The deal highlights $MSFT's strategy of becoming the universal foundry for the AI era, diversifying its exposure across multiple model builders.

TRENDING STOCKS
Big Ole’ Stock stories 

  • $MSFT (-10.23%): Shares plummeted after fiscal Q2 results showed $37.5 billion in capital expenditures, a 66% surge that stoked fears. While revenue of $81.3 billion beat estimates, the Azure unit fell to 39%, from 40% last quarter, and the market was sorely let down. Morgan Stanley took it off their top pick list, Citi and Barclays cut their price targets slightly. 

  • $LUV (+18.45%): Surged to a one-day record gain after reporting Q4 results and a massive transformation plan that includes assigned seating and baggage fees. Finally.

  • $TSLA (-3.4%): Tesla beat on margins, and said it is canning Model S and Model X production. Musk also hopes to start two seater cyber cab in April. This comes as the car business faces serious headwinds, with Q4 deliveries down 16% YoY and revenue down 3% YoY. The stock started the day higher but retreated, now climbing after hours. 

Biggest Movers

  • $LUV (+18.55%): Leading the pack following a massive business model overhaul and aggressive 2026 profitability guidance of $4.00 per share.

  • $RCL (+18.55%): Hit a daily high of $351.57 after 2025 results shattered industry precedents, underpinned by $17.9 billion in annual revenue.

  • $NCLH (+10.25%): Lifted by sector-wide euphoria as Royal Caribbean's "wave" season data confirmed a sustainable, high-growth era for the entire cruise industry.

  • $CCL (+8.50%): Jumped to $31.14in sympathy with peers, benefiting from record industry occupancy rates and strong forward pricing power.

  • $IBM (+5.06%): Notched solid gains after a strong 2025 finish, with investors rotating into the name as a defensive play within the enterprise tech space.

  • $LVS (-13.96%): Crushed despite record performance in Singapore, as persistent margin compression in its Macau portfolio drove a retreat to intraday lows of $51.92.

  • $URI (-12.87%): Remained one of the day's worst performers after failing to meet bottom-line expectations, ending the session near $786.97.

  • $TEAM (-10.67%): Faced heavy selling pressure to hit a new 52-week low of $115.01 following reports of aggressive AI competition and ongoing CEO share sales.
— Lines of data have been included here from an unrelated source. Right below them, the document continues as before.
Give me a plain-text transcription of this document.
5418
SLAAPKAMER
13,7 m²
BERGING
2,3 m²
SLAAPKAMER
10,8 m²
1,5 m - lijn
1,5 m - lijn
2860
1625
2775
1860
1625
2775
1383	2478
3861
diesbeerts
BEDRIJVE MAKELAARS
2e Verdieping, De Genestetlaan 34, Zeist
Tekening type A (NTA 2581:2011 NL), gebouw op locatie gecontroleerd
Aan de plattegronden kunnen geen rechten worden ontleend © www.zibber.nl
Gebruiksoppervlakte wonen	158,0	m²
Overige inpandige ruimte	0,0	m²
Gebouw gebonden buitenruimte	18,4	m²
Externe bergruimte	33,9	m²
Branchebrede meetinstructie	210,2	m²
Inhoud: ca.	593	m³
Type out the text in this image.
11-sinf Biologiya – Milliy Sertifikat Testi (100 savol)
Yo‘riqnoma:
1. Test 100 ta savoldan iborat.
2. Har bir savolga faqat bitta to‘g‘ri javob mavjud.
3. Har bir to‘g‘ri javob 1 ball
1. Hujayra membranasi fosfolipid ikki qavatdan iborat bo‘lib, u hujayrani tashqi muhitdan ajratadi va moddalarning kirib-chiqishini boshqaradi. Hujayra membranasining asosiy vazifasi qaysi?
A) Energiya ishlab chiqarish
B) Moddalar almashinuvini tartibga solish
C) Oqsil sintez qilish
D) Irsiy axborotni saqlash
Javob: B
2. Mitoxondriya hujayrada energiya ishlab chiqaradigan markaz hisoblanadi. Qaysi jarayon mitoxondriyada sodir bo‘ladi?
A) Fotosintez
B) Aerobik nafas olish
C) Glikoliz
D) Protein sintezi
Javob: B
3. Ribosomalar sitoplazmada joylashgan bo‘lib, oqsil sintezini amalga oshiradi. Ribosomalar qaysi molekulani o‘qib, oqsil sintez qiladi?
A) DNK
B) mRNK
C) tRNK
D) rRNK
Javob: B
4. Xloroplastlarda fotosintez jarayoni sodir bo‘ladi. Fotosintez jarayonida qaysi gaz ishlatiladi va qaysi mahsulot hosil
  • $FSLR (-10.18%): Retreated sharply to $224.01 as the sector reacted to shifting federal policy expectations and a broader rotation out of clean energy.

  • $NOW (-9.94%): Finished near the bottom of the software stack as the "growth at any cost" narrative was challenged by sub-20% organic guidance.

MEDIA
Memes, Metals, and Trending Stocks 

WHAT’S ON DECK

Tomorrow’s Top Things :

Economic data: ISM Services PMI 10:00 AM ET 

Pre-Market Earnings: $XOM, $VZ, $CVX, $AXP, $REGN, $CL, $APD, $CNI.